According to the Reuters Institute, publishers expect traffic to news sites from search engines to decline by more than 40% over the next three years, after a 43% fall from Facebook and a 46% decline from X over the last three years.
In a submission to the UK competition regulator’s consultation on Google’s search services, the owner of the Daily Mail revealed that AI Overviews have fuelled a drop in click-through traffic to some content genres on its sites by as much as 89%.
Publishers have long argued that Google and Facebook have too much power in controlling the terms of deals relating to search and discovery of content, which the tech companies have denied.
However, earlier this month the Competition and Markets Authority (CMA) said that online publishers can block their content from being used in AI Overviews without jeopardising their wider search deals, which it said would put them in a “stronger position to negotiate deals with Google”.
The scale of the impact of decisions taken by big tech companies was thrust into the spotlight earlier this year when Facebook banned The Daily Mash, the UK-based satirical news platform, for breaching content rules.
The Facebook page, which had more than 1 million followers, was banned after three articles were identified as breaking rules for satirical takes on topics such as drugs.
“We have appealed but nothing came of it, we are still banned”, said Tom Whiteley, editor-in-chief of The Daily Mash. “It is a pretty powerless feeling to have everything you have built snatched away from you. The stories at issue have been on our site a long time: one since 2022, the other two were last year, but one of those was ‘evergreen’ and had been published multiple times in previous years.

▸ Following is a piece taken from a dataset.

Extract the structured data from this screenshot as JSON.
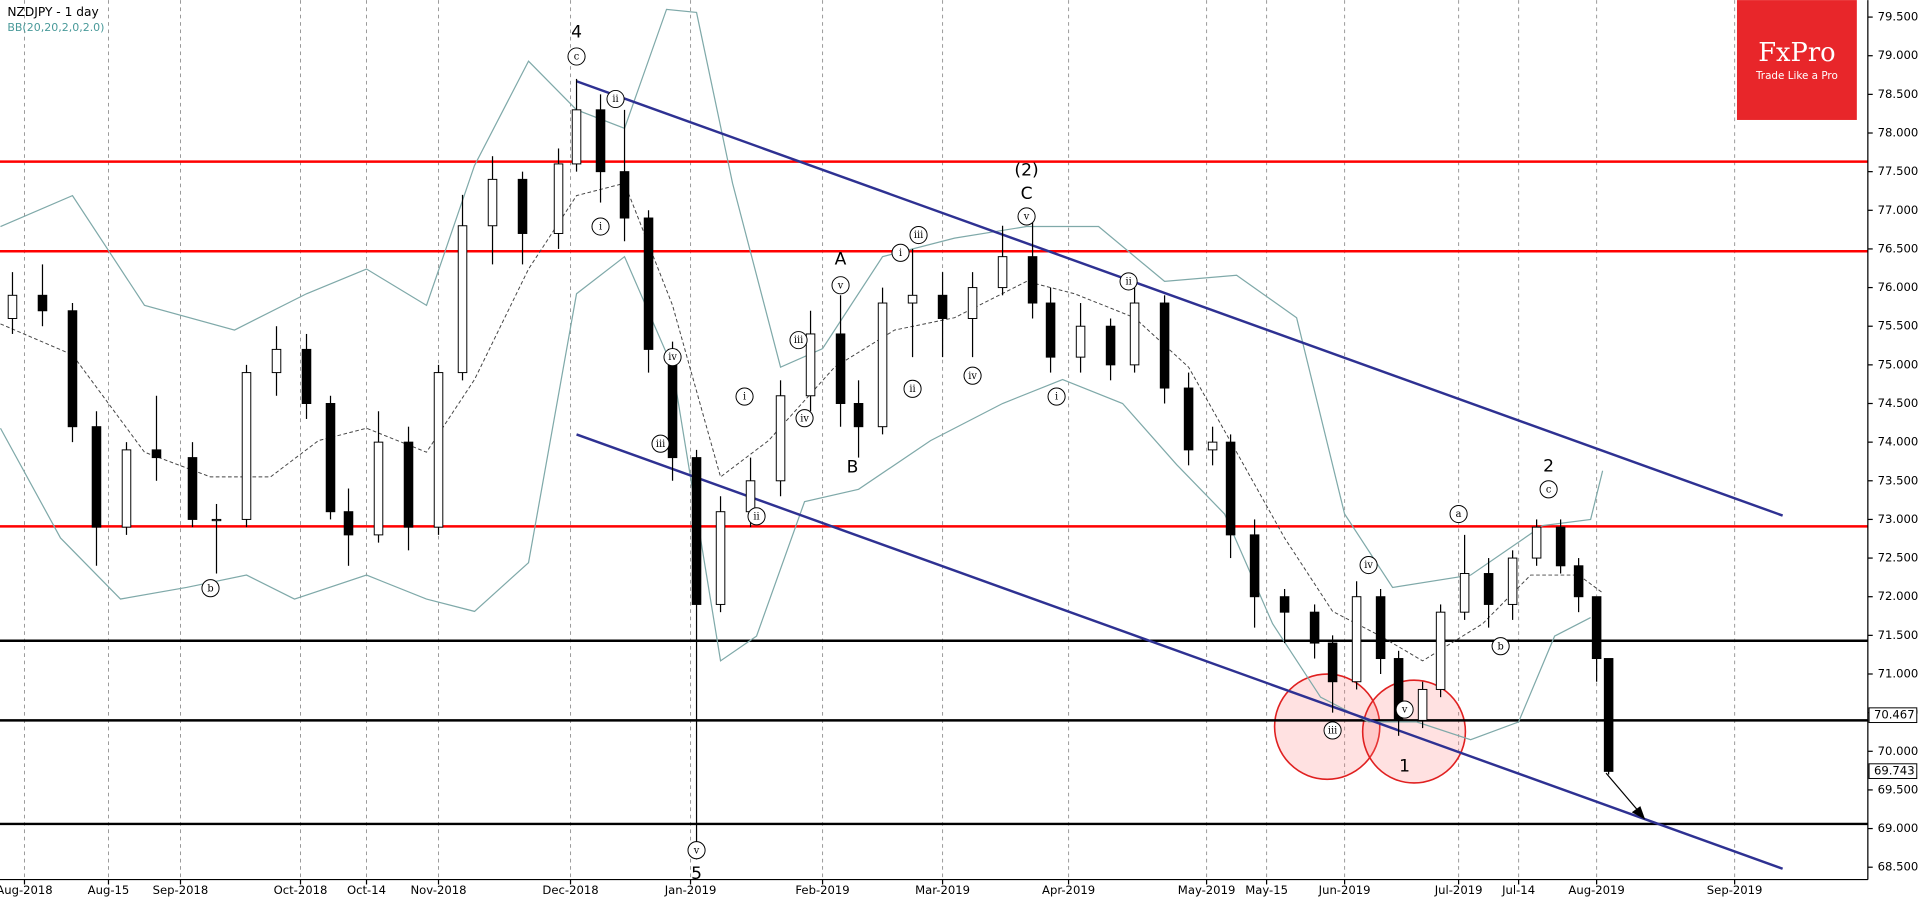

None had been flagged previously, it all seems arbitrary.”
Meta declined to comment.
While very high-profile US alumni of a similar launch era to LadBible have mostly gone or become lower profile – such as BuzzFeed, HuffPost, Vice and Vox – the Manchester-originated peer has thus far weathered the digital turmoil.
Earlier this year, Solomou and his family moved to New York as the business looks to capitalise on its growing reach in the world’s largest ad market.
And Solomou has already been working hard at diversifying the business, building what the company calls “direct revenues” from working directly with brands and broadening its ownership of intellectual property such as its hugely popular YouTube series called Snack Wars.
The series has featured celebrities including Hailey Bieber, the cast of The Devil Wears Prada, Snoop Dogg, David Tennant and actor Jennifer Garner taking on challenges such as eating classic British snacks.
While Facebook is tweaking its algorithm to try to keep pace with the creator boom – with audiences increasingly turning to TikTok and Instagram over the ageing social media original – companies such as LGB Media are pivoting to survive.
LBG Media’s reliance on “indirect revenues” has fallen dramatically, from 55% to 28% of total revenues in a year, albeit partly due to the fall in income due to the decline in traffic.
Revenue from direct visits to its sites now account for 72% of its business, and has doubled in size over the last year. The company still expects to make underlying profits of between £15m and £20m this year.
“This is very much a transition year. We have a recovery plan,” Solomou says. “We reach 500 million people, two-thirds of all millennial and gen Z young adults in the UK and US. We have the scale. In the world of AI, we are exposed to that in terms of risk and opportunity like any business out there.
“Even in a challenging year for us, we are profitable. The business has evolved over time, and in terms of what we are building, it is a long-term play. We are going to be here for many, many years.”